Payment Gateway Testing Simplified_ A Step-by-Step Guide for Beginners.pdf

%in kaalfontein+277-882-255-28 abortion pills for sale in kaalfontein

%in tembisa+277-882-255-28 abortion pills for sale in tembisa

Introduction to Spark (Intern Event Presentation)

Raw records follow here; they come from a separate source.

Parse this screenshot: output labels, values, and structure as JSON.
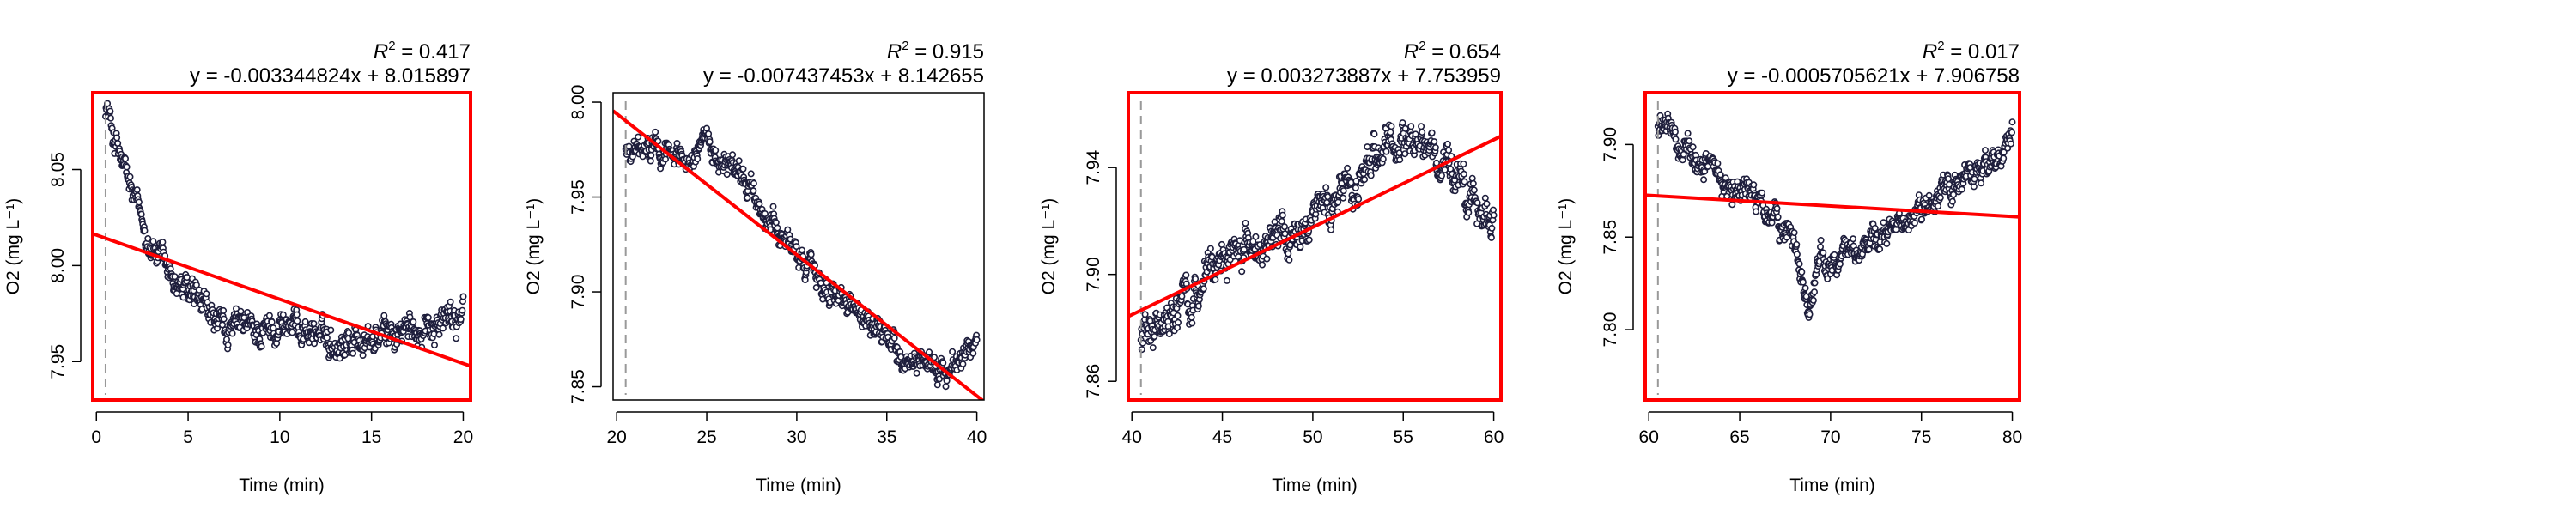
{
  "figure": {
    "colors": {
      "highlight_frame": "#ff0000",
      "plain_frame": "#000000",
      "fit_line": "#ff0000",
      "points": "#1e1e3c",
      "start_marker": "#999999"
    }
  },
  "chart_data": [
    {
      "type": "scatter",
      "title": "",
      "xlabel": "Time (min)",
      "ylabel": "O2 (mg L⁻¹)",
      "xlim": [
        -0.2,
        20.4
      ],
      "ylim": [
        7.93,
        8.09
      ],
      "xticks": [
        "0",
        "5",
        "10",
        "15",
        "20"
      ],
      "xtick_values": [
        0,
        5,
        10,
        15,
        20
      ],
      "yticks": [
        "7.95",
        "8.00",
        "8.05"
      ],
      "ytick_values": [
        7.95,
        8.0,
        8.05
      ],
      "r2_label": "R",
      "r2_superscript": "2",
      "r2_value": " = 0.417",
      "equation": "y = -0.003344824x + 8.015897",
      "slope": -0.003344824,
      "intercept": 8.015897,
      "start_x": 0.5,
      "frame": "red",
      "trace_anchors": [
        [
          0.5,
          8.085
        ],
        [
          1.0,
          8.065
        ],
        [
          2.0,
          8.035
        ],
        [
          3.0,
          8.01
        ],
        [
          4.0,
          7.995
        ],
        [
          5.0,
          7.985
        ],
        [
          6.0,
          7.975
        ],
        [
          7.0,
          7.965
        ],
        [
          8.0,
          7.968
        ],
        [
          9.0,
          7.965
        ],
        [
          10.0,
          7.97
        ],
        [
          11.0,
          7.968
        ],
        [
          12.0,
          7.965
        ],
        [
          13.0,
          7.96
        ],
        [
          14.0,
          7.962
        ],
        [
          15.0,
          7.96
        ],
        [
          16.0,
          7.965
        ],
        [
          17.0,
          7.965
        ],
        [
          18.0,
          7.97
        ],
        [
          19.0,
          7.972
        ],
        [
          20.0,
          7.975
        ]
      ],
      "noise": 0.009
    },
    {
      "type": "scatter",
      "title": "",
      "xlabel": "Time (min)",
      "ylabel": "O2 (mg L⁻¹)",
      "xlim": [
        19.8,
        40.4
      ],
      "ylim": [
        7.843,
        8.005
      ],
      "xticks": [
        "20",
        "25",
        "30",
        "35",
        "40"
      ],
      "xtick_values": [
        20,
        25,
        30,
        35,
        40
      ],
      "yticks": [
        "7.85",
        "7.90",
        "7.95",
        "8.00"
      ],
      "ytick_values": [
        7.85,
        7.9,
        7.95,
        8.0
      ],
      "r2_label": "R",
      "r2_superscript": "2",
      "r2_value": " = 0.915",
      "equation": "y = -0.007437453x + 8.142655",
      "slope": -0.007437453,
      "intercept": 8.142655,
      "start_x": 20.5,
      "frame": "black",
      "trace_anchors": [
        [
          20.5,
          7.975
        ],
        [
          22.0,
          7.975
        ],
        [
          24.0,
          7.972
        ],
        [
          25.0,
          7.975
        ],
        [
          26.0,
          7.97
        ],
        [
          27.0,
          7.96
        ],
        [
          28.0,
          7.945
        ],
        [
          29.0,
          7.93
        ],
        [
          30.0,
          7.92
        ],
        [
          31.0,
          7.91
        ],
        [
          32.0,
          7.9
        ],
        [
          33.0,
          7.89
        ],
        [
          34.0,
          7.88
        ],
        [
          35.0,
          7.875
        ],
        [
          36.0,
          7.865
        ],
        [
          37.0,
          7.86
        ],
        [
          38.0,
          7.86
        ],
        [
          39.0,
          7.865
        ],
        [
          40.0,
          7.875
        ]
      ],
      "noise": 0.007
    },
    {
      "type": "scatter",
      "title": "",
      "xlabel": "Time (min)",
      "ylabel": "O2 (mg L⁻¹)",
      "xlim": [
        39.8,
        60.4
      ],
      "ylim": [
        7.853,
        7.968
      ],
      "xticks": [
        "40",
        "45",
        "50",
        "55",
        "60"
      ],
      "xtick_values": [
        40,
        45,
        50,
        55,
        60
      ],
      "yticks": [
        "7.86",
        "7.90",
        "7.94"
      ],
      "ytick_values": [
        7.86,
        7.9,
        7.94
      ],
      "r2_label": "R",
      "r2_superscript": "2",
      "r2_value": " = 0.654",
      "equation": "y = 0.003273887x + 7.753959",
      "slope": 0.003273887,
      "intercept": 7.753959,
      "start_x": 40.5,
      "frame": "red",
      "trace_anchors": [
        [
          40.5,
          7.875
        ],
        [
          42.0,
          7.885
        ],
        [
          43.0,
          7.89
        ],
        [
          44.0,
          7.9
        ],
        [
          45.0,
          7.905
        ],
        [
          46.0,
          7.91
        ],
        [
          47.0,
          7.912
        ],
        [
          48.0,
          7.915
        ],
        [
          49.0,
          7.915
        ],
        [
          50.0,
          7.92
        ],
        [
          51.0,
          7.925
        ],
        [
          52.0,
          7.93
        ],
        [
          53.0,
          7.94
        ],
        [
          54.0,
          7.945
        ],
        [
          55.0,
          7.95
        ],
        [
          56.0,
          7.948
        ],
        [
          57.0,
          7.94
        ],
        [
          58.0,
          7.935
        ],
        [
          59.0,
          7.925
        ],
        [
          60.0,
          7.92
        ]
      ],
      "noise": 0.008
    },
    {
      "type": "scatter",
      "title": "",
      "xlabel": "Time (min)",
      "ylabel": "O2 (mg L⁻¹)",
      "xlim": [
        59.8,
        80.4
      ],
      "ylim": [
        7.762,
        7.928
      ],
      "xticks": [
        "60",
        "65",
        "70",
        "75",
        "80"
      ],
      "xtick_values": [
        60,
        65,
        70,
        75,
        80
      ],
      "yticks": [
        "7.80",
        "7.85",
        "7.90"
      ],
      "ytick_values": [
        7.8,
        7.85,
        7.9
      ],
      "r2_label": "R",
      "r2_superscript": "2",
      "r2_value": " = 0.017",
      "equation": "y = -0.0005705621x + 7.906758",
      "slope": -0.0005705621,
      "intercept": 7.906758,
      "start_x": 60.5,
      "frame": "red",
      "trace_anchors": [
        [
          60.5,
          7.91
        ],
        [
          62.0,
          7.9
        ],
        [
          63.0,
          7.89
        ],
        [
          64.0,
          7.88
        ],
        [
          65.0,
          7.875
        ],
        [
          66.0,
          7.87
        ],
        [
          67.0,
          7.86
        ],
        [
          68.0,
          7.85
        ],
        [
          68.8,
          7.81
        ],
        [
          69.5,
          7.84
        ],
        [
          70.0,
          7.835
        ],
        [
          71.0,
          7.84
        ],
        [
          72.0,
          7.845
        ],
        [
          73.0,
          7.85
        ],
        [
          74.0,
          7.86
        ],
        [
          75.0,
          7.865
        ],
        [
          76.0,
          7.87
        ],
        [
          77.0,
          7.88
        ],
        [
          78.0,
          7.885
        ],
        [
          79.0,
          7.89
        ],
        [
          80.0,
          7.905
        ]
      ],
      "noise": 0.008
    }
  ]
}
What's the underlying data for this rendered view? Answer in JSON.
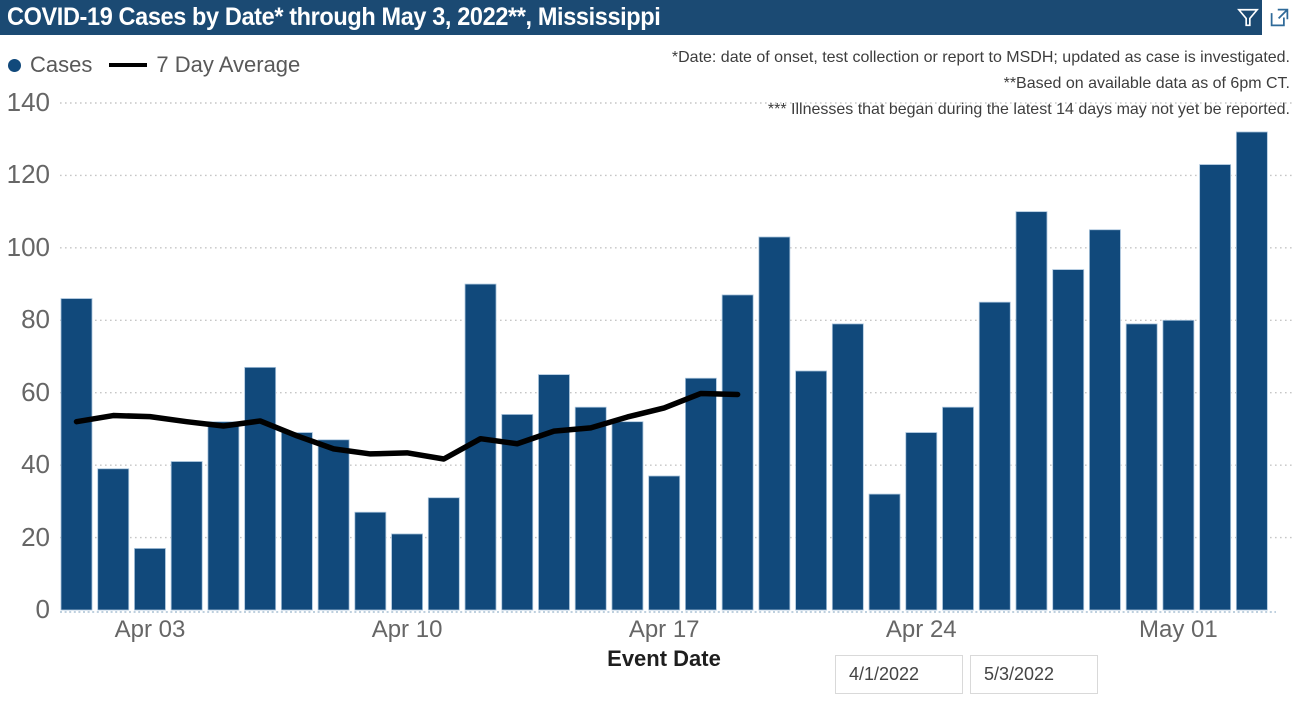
{
  "header": {
    "title": "COVID-19 Cases by Date* through May 3, 2022**, Mississippi"
  },
  "legend": {
    "cases": "Cases",
    "average": "7 Day Average"
  },
  "notes": [
    "*Date: date of onset, test collection or report to MSDH; updated as case is investigated.",
    "**Based on available data as of 6pm CT.",
    "*** Illnesses that began during the latest 14 days may not yet be reported."
  ],
  "filters": {
    "start_date": "4/1/2022",
    "end_date": "5/3/2022"
  },
  "colors": {
    "header_bg": "#1B4A73",
    "bar": "#11497B",
    "bar_stroke": "#A9C4DC",
    "line": "#000000",
    "grid": "#C6C6C6",
    "baseline": "#A9C0D4",
    "axis_text": "#666666",
    "legend_text": "#595959",
    "note_text": "#3D3D3D",
    "icon_blue": "#2F6A99"
  },
  "x_axis": {
    "title": "Event Date",
    "ticks": [
      {
        "index": 2,
        "label": "Apr 03"
      },
      {
        "index": 9,
        "label": "Apr 10"
      },
      {
        "index": 16,
        "label": "Apr 17"
      },
      {
        "index": 23,
        "label": "Apr 24"
      },
      {
        "index": 30,
        "label": "May 01"
      }
    ]
  },
  "y_axis": {
    "ticks": [
      0,
      20,
      40,
      60,
      80,
      100,
      120,
      140
    ]
  },
  "chart_data": {
    "type": "bar",
    "title": "COVID-19 Cases by Date* through May 3, 2022**, Mississippi",
    "xlabel": "Event Date",
    "ylim": [
      0,
      140
    ],
    "grid": "horizontal-dotted",
    "legend_position": "top-left",
    "categories": [
      "Apr 1",
      "Apr 2",
      "Apr 3",
      "Apr 4",
      "Apr 5",
      "Apr 6",
      "Apr 7",
      "Apr 8",
      "Apr 9",
      "Apr 10",
      "Apr 11",
      "Apr 12",
      "Apr 13",
      "Apr 14",
      "Apr 15",
      "Apr 16",
      "Apr 17",
      "Apr 18",
      "Apr 19",
      "Apr 20",
      "Apr 21",
      "Apr 22",
      "Apr 23",
      "Apr 24",
      "Apr 25",
      "Apr 26",
      "Apr 27",
      "Apr 28",
      "Apr 29",
      "Apr 30",
      "May 1",
      "May 2",
      "May 3"
    ],
    "series": [
      {
        "name": "Cases",
        "type": "bar",
        "color": "#11497B",
        "values": [
          86,
          39,
          17,
          41,
          52,
          67,
          49,
          47,
          27,
          21,
          31,
          90,
          54,
          65,
          56,
          52,
          37,
          64,
          87,
          103,
          66,
          79,
          32,
          49,
          56,
          85,
          110,
          94,
          105,
          79,
          80,
          123,
          132
        ]
      },
      {
        "name": "7 Day Average",
        "type": "line",
        "color": "#000000",
        "values": [
          52,
          53.7,
          53.4,
          52,
          50.8,
          52.2,
          48.1,
          44.5,
          43.1,
          43.4,
          41.7,
          47.3,
          45.9,
          49.4,
          50.3,
          53.3,
          55.8,
          59.8,
          59.5,
          null,
          null,
          null,
          null,
          null,
          null,
          null,
          null,
          null,
          null,
          null,
          null,
          null,
          null
        ]
      }
    ]
  }
}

1. Introduction to Spark Matei Zaharia Databricks Intern Event, August 2015

2. What is Apache Spark? Fast and general computing engine for clusters Makes it easy and fast to process large datasets • APIs in Java, Scala, Python, R • Libraries for SQL, streaming, machine learning, … • 100x faster than Hadoop MapReduce for some apps

3. About Databricks Founded by creators of Spark in 2013 Oﬀers a hosted cloud service built on Spark • Interactive workspace with notebooks, dashboards, jobs

4. 0 20 40 60 80 100 120 140 160 2010 2011 2012 2013 2014 2015 Contributors Contributors / Month to Spark Community Growth Most active open source project in big data

5. Spark Programming Model Write programs in terms of transformations on distributed datasets Resilient Distributed Datasets (RDDs) • Collections of objects stored in memory or disk across a cluster • Built via parallel transformations (map, filter, …) • Automatically rebuilt on failure

6. Example: Log Mining Load error messages from a log into memory, then interactively search for various patterns lines = spark.textFile(“hdfs://...”) errors = lines.filter(lambda s: s.startswith(“ERROR”)) messages = errors.map(lambda s: s.split(‘t’)[2]) messages.cache() Block 1 Block 2 Block 3 Worker Worker Worker Driver messages.filter(lambda s: “MySQL” in s).count() messages.filter(lambda s: “Redis” in s).count() . . . tasks results Cache 1 Cache 2 Cache 3 Base RDD Transformed RDD Action Result: full-text search of Wikipedia in 0.5 sec (vs 20s for on-disk data)

7. Example: Logistic Regression 0 500 1000 1500 2000 2500 3000 3500 4000 1 5 10 20 30 RunningTime(s) Number of Iterations Hadoop Spark 110 s / iteration first iteration 80 s further iterations 1 s Iterative algorithm used in machine learning

8. Source: Daytona GraySort benchmark, sortbenchmark.org 2100 machines2013 Record: Hadoop 72 minutes 2014 Record: Spark 207 machines 23 minutes On-Disk Performance Time to sort 100TB

9. Higher-Level Libraries Spark Spark Streaming real-time Spark SQL structured data MLlib machine learning GraphX graph

10. Higher-Level Libraries // Load data using SQL points = ctx.sql(“select latitude, longitude from tweets”) // Train a machine learning model model = KMeans.train(points, 10) // Apply it to a stream sc.twitterStream(...) .map(lambda t: (model.predict(t.location), 1)) .reduceByWindow(“5s”, lambda a, b: a + b)

11. Demo

12. Over 1000 production users, clusters up to 8000 nodes Many talks online at spark-summit.org Spark Community

13.

14. Ongoing Work Speeding up Spark through code generation and binary processing (Project Tungsten) R interface to Spark (SparkR) Real-time machine learning library Frontend and backend work in Databricks (visualization, collaboration, auto-scaling, …)

15. Thank you. We’re hiring!

Hinweis der Redaktion

Add “variables” to the “functions” in functional programming
100 GB of data on 50 m1.xlarge EC2 machines
Alibab, tenzent At Berkeley, we have been working on a solution since 2009. This solution consists of a software stack for data analytics, called the Berkeley Data Analytics Stack. The centerpiece of this stack is Spark. Spark has seen significant adoption with hundreds of companies using it, out of which around sixteen companies have contributed back the code. In addition, Spark has been deployed on clusters that exceed 1,000 nodes.